A peek inside

Censoring an Iranian Love Story
by Shahriar Mandanipour
translated from Farsi by Sara Khalili

This is a complicated book to explain, and indeed to read and form a reaction to. But it’s also an illuminating look into a world we in the West don’t get to see in detail: modern-day Iran.

Mandanipour tells the story of an author (called Mandanipour, in a postmodern manner) who is trying to write a simple love story for publication in Iran. The problem is that censorship is so strict in Iran that he keeps having to delete or change sentences or whole scenes, compromising his art. So in this novel we get both his love story and his thought process about it inbetween, including his flashbacks to previous encounters with the chief censor, Mr Petrovich, and imagined future ones.

There are many complications to writing a love story in Iran, not least of which is how your characters can possibly meet. Unmarried men and women should never be alone with or speak to members of the opposite sex outside of their family. This is controlled both in reality – by a combination of genuine religious belief and militia – and in the arts, by censorship.

It’s a very eye-opening, important story to tell but the problem is that by using this two-layer technique, by explaining where the ideas for the characters come from and rewriting scenes as you try to follow them, it’s hard to get involved in the love story. But you also don’t really get to know the author as a character, so you are left at a distance from it all. This doesn’t stop it being readable and enjoyable even, but it did prevent it from being absorbing.

The love story is that of Sara and Dara (named after characters in now-banned learning-to-read books well known in Iran), a young pair whose love story begins with books, in particular banned or heavily censored books. The author explains how the books are either edited by hand with a black marker pen or printed with ellipses all over the place and how this leads the ellipsis to have an almost magical, often erotic, quality. He also explains the various methods Iranian authors use to evade censorship, including heavy use of allusion and metaphor, which he feels makes a story harder to read and less true to its art.

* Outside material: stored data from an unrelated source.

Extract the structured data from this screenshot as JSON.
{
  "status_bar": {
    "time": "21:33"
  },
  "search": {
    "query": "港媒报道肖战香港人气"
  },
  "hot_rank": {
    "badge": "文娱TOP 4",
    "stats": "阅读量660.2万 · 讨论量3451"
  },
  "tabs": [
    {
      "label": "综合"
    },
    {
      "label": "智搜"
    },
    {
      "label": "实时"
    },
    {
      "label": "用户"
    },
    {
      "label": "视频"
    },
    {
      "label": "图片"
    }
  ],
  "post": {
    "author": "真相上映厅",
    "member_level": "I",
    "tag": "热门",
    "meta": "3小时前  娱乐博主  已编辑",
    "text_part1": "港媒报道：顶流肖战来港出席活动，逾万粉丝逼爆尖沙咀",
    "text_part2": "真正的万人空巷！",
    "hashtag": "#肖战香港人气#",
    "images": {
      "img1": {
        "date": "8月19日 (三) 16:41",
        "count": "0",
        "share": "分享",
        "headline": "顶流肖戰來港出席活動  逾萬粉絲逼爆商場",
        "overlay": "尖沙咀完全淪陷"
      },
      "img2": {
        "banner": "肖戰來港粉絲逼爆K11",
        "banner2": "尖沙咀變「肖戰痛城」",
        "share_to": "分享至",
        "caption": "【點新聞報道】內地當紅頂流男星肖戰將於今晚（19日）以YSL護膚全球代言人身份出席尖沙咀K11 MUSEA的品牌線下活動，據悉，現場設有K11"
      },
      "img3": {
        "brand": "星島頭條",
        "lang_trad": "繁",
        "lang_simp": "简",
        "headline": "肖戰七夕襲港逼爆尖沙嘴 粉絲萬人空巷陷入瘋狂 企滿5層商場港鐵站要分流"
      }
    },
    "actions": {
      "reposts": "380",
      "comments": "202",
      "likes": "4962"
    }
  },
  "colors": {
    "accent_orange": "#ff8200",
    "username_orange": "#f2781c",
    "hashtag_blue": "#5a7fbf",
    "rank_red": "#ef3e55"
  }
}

Dara is knowledgeable about great works of literature and film, and both he and the author reference both heavily, almost as though they are secret code, which I suppose for them they are. Dara has a “political past” which means that he can never earn a great deal or risk stepping out of line. Sara is young and nervous about breaking rules or letting down her family, though she does have a passionate nature that can get her into trouble.

What makes this book occasionally hard to follow is that Mandanipour blurs the line between the two stories, so that sometimes Sara or Dara speaks directly to the author, or an anecdote the author tells about his life merges into their story. But even without this, the story isn’t straightforward. There is some toying with magical realism and the fantastical, there is a recurring character who is a street pedlar selling spells and love potions, and there’s a dead dwarf who keeps popping up.

However, it isn’t a struggle to read because what shines through all the complexity of plot is a love of language and a playful humour. For all his frustration, the author loves his country and its rich history and references many Persian poets that I had never heard of. He introduces characters and stories from Persian literature, sometimes veering off again and again from his original point so that it is a jolt to come back to Sara and Dara.

Though he has been writing for decades, this was Mandanipour’s first full-length work to be translated into English. I would be interested to read more (and will look out for the short stories his bio implies are out there somewhere in translation).

First published in Great Britain in 2009 by Little, Brown.
Paperback published in 2011 by Abacus.